The telecom sector's share of bad news came from BellSouth (NYSE: BLS - news) , which descended 7 percent after cutting 2002 earnings-per-share and revenue growth estimates, telling investors that its performance was negatively impacted by the recent currency devaluations and deteriorating economic conditions in Argentina and Venezuela. The telecom outfit also said its delayed entry into the long-distance market would weigh on results.

Among the carriers, Sprint slid 6.3 percent and Verizon lost 4.4 percent while WorldCom and Qwest Communications were holdouts, jumping 4.4 percent and 10 percent, respectively

And Intel (NasdaqNM: INTC - news) declined 5.5 percent, leading the Dow on the downside, after Banc of America Securities trimmed its 2002 earnings-per-share estimate on the bellwether on indications of sagging near-term demand. Rival Advanced Micro Devices erased 6.5 percent, sending the Philly Semiconductor Index down 6.4 percent.
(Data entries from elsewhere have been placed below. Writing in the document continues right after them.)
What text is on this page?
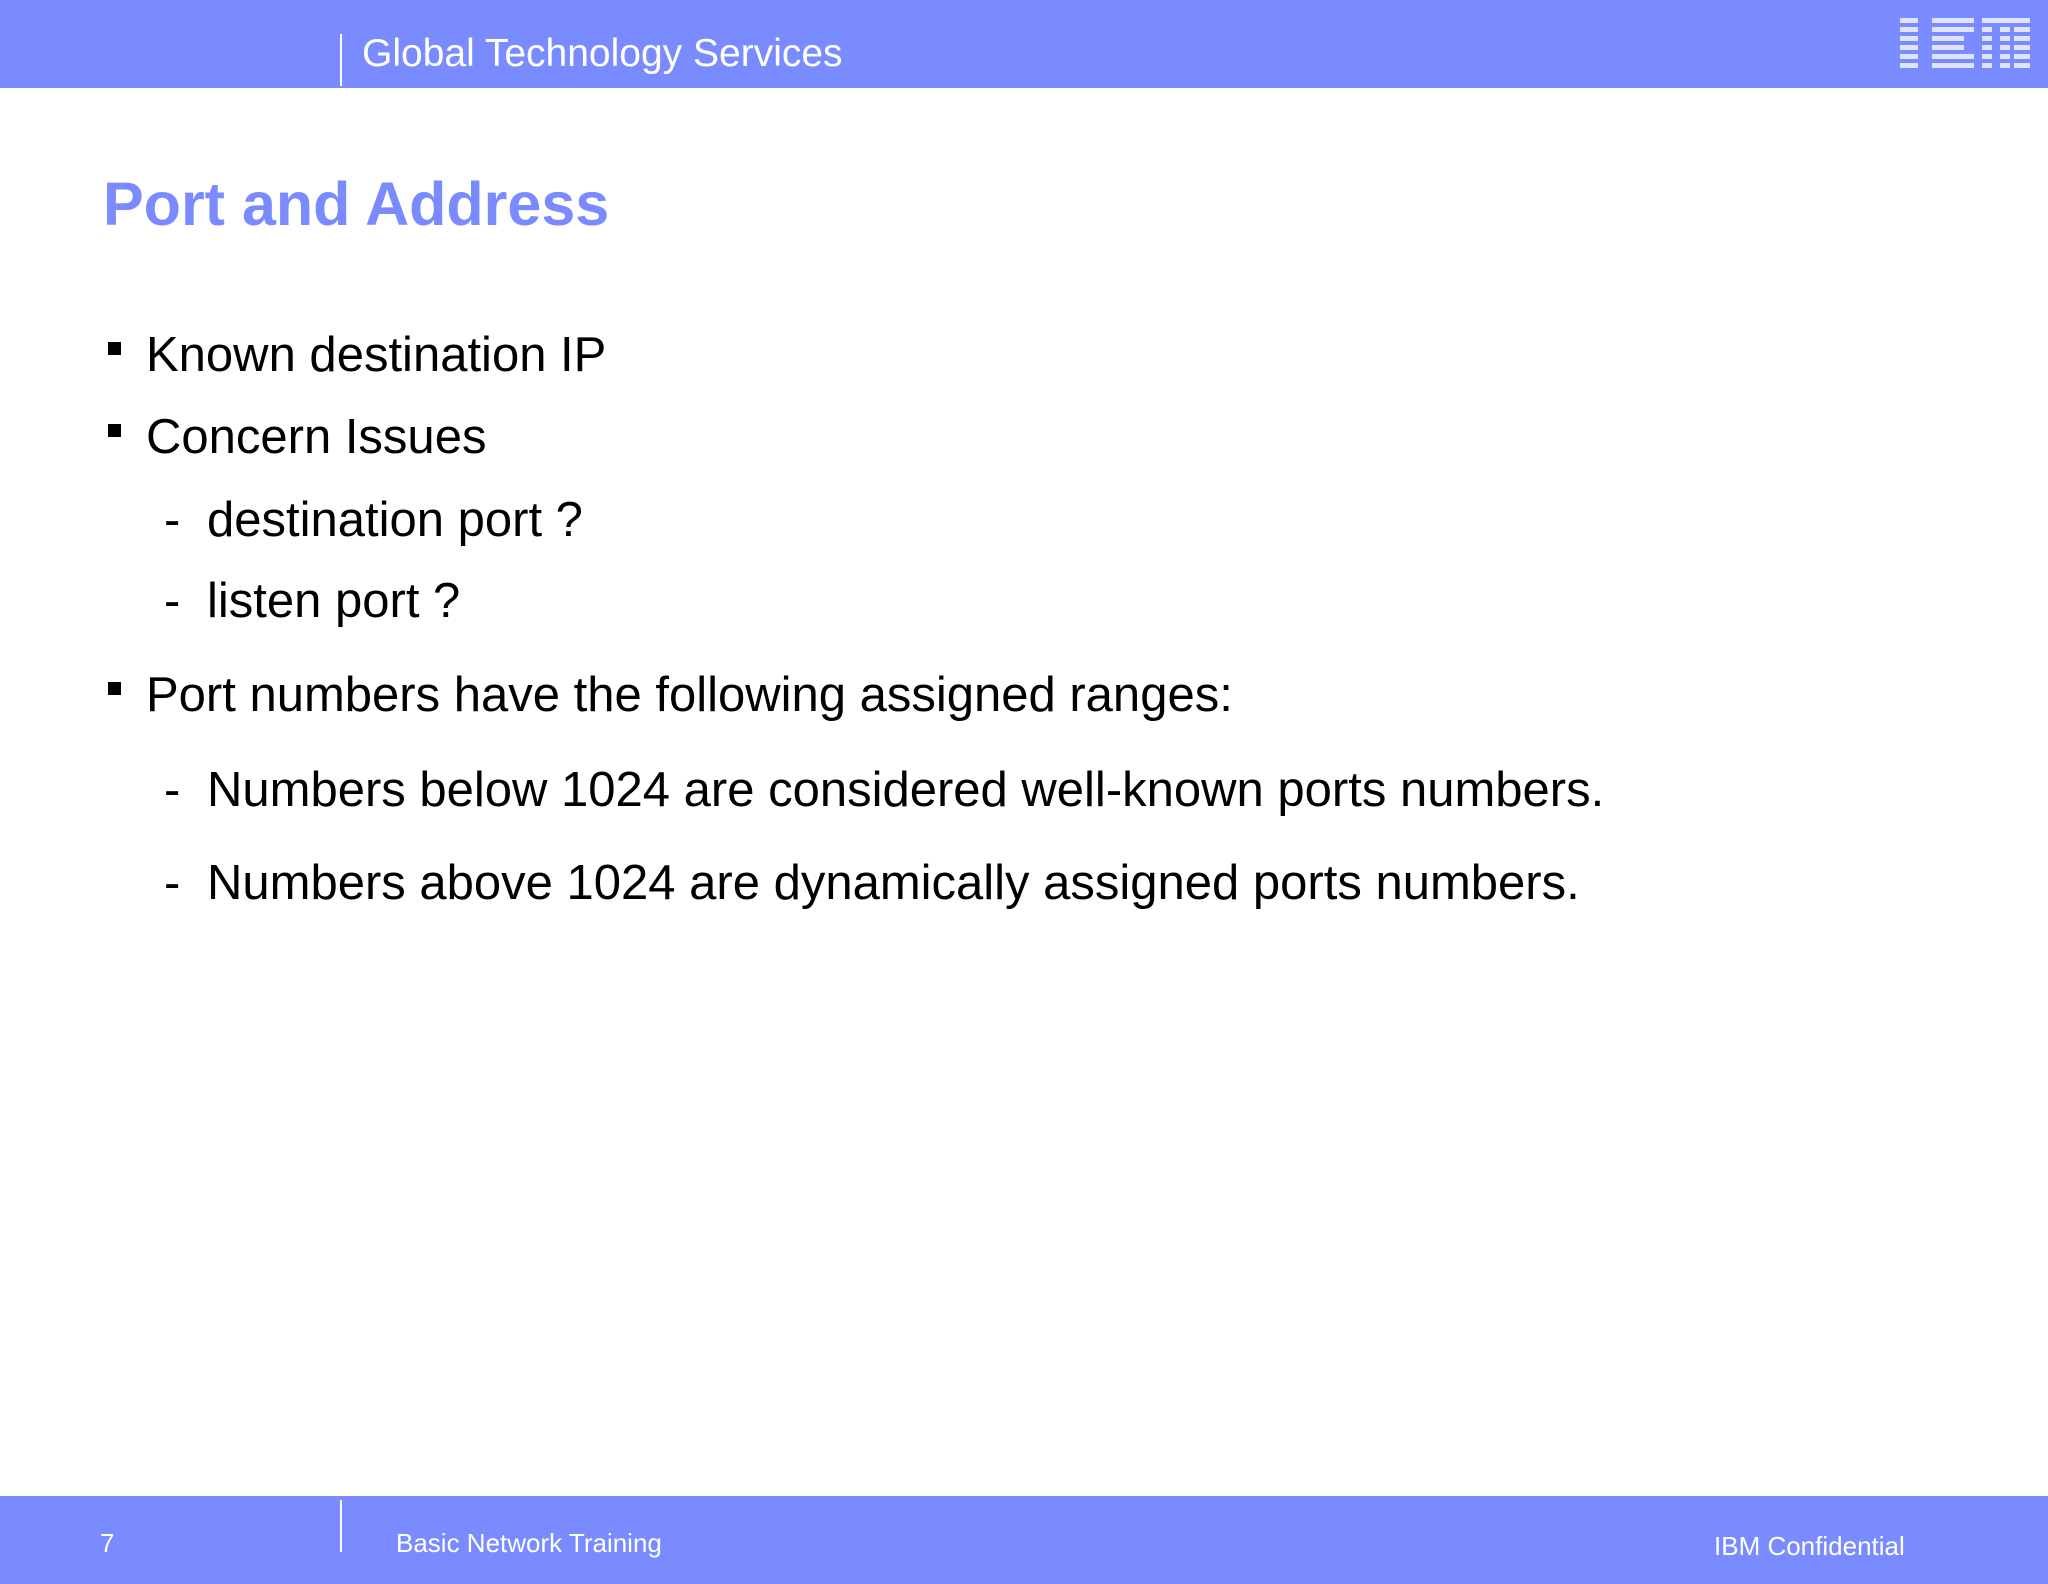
Global Technology Services
Port and Address
Known destination IP
Concern Issues
- destination port ?
- listen port ?
Port numbers have the following assigned ranges:
- Numbers below 1024 are considered well-known ports numbers.
- Numbers above 1024 are dynamically assigned ports numbers.
7	Basic Network Training	IBM Confidential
Among other chip stocks, Kulicke & Soffa (NasdaqNM: KLIC - news) sagged 5.2 percent even as Merrill Lynch upgraded the stock to an intermediate-term "buy" from a "neutral" and to a long-term "strong buy" from a "buy," citing improving demand.

Broader market moves
Oil service shares put on a scintillating show, with the group's index piling on a 3.7-percent advance. Two separate weekly reports released from the American Petroleum Institute and the Energy Dept revealed an unexpected drop in crude supplies, sending crude for April delivery up 52 cents to $20.95. Read energy sector story.
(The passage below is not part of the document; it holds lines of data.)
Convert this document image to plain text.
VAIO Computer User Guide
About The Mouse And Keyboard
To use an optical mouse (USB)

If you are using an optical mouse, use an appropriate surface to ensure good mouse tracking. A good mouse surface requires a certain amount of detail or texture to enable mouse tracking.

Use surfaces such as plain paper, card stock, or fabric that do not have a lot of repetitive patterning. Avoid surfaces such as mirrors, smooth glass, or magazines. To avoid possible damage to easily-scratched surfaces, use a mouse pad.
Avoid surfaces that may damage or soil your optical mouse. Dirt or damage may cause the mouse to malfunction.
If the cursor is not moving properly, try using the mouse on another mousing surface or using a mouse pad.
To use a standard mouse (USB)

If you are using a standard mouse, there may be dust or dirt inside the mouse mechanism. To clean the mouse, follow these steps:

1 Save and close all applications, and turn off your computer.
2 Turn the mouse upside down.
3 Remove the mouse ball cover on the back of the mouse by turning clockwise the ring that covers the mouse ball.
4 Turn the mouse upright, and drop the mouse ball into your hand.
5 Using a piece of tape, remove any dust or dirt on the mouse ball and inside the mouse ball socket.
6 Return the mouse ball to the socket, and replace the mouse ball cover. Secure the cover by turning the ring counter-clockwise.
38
Airline stocks rallied as investors had upbeat remarks from Merrill Lynch to zero in on. If current trends continue, Merrill said the industry could eke out a net profit of $270 million by the September quarter. The broker's favorites include Alaska Air, AMR, Continental Airlines, Delta Air Lines and Northwest. Among the named stocks, Alaska swelled 3 percent, Northwest 2.3 percent and Continental 3.5 percent.

General Electric (NYSE: GE - news) rose 0.2 percent after Goldman Sachs said the Dow stock was its "best pick" for 2002. GE, which is on Goldman's Recommended List, was selected by the brokerage because of its highly visible earnings growth and attractive valuation. Goldman also told clients that GE is taking action to address investor concerns regarding accounting quality, adding that the company already has conservative accounting practices.

Dow company Boeing (NYSE: BA - news) , which is having quite a day with investors sending it 2-percent higher, said it would cut 11 percent of its satellite unit operations in an effort to cut costs.

Treasurys trade mixed
Government bonds churned throughout the day in extremely mundane trading, moving higher late in the session as stocks fumbled.

The day's swarm of economic news was generally ignored by market watchers.

The 10-year Treasury note was up 6/32 to yield 4.865 percent while the 30-year government bond ascended 5/32 to yield 5.38 percent.

Thursday's economic calendar was indeed crowded: weekly initial claims rose 10,000 to 383,000 while the December trade numbers revealed a deficit of $25.3 billion, down from November's $28.5 billion and much less than the $28.3 billion that had been expected by economists. A combination of weak demand, low oil prices and a sturdy U.S. dollar produced the narrower deficit.

Finally, the Philadelphia Fed Index rose to 16 in February vs. the expected 14.7 reading. and check economic calendar and forecasts.

In the currency sector, the dollar gained 0.3 percent to 134.12 yen while the euro edged up 0.1 percent to 86.95 cents.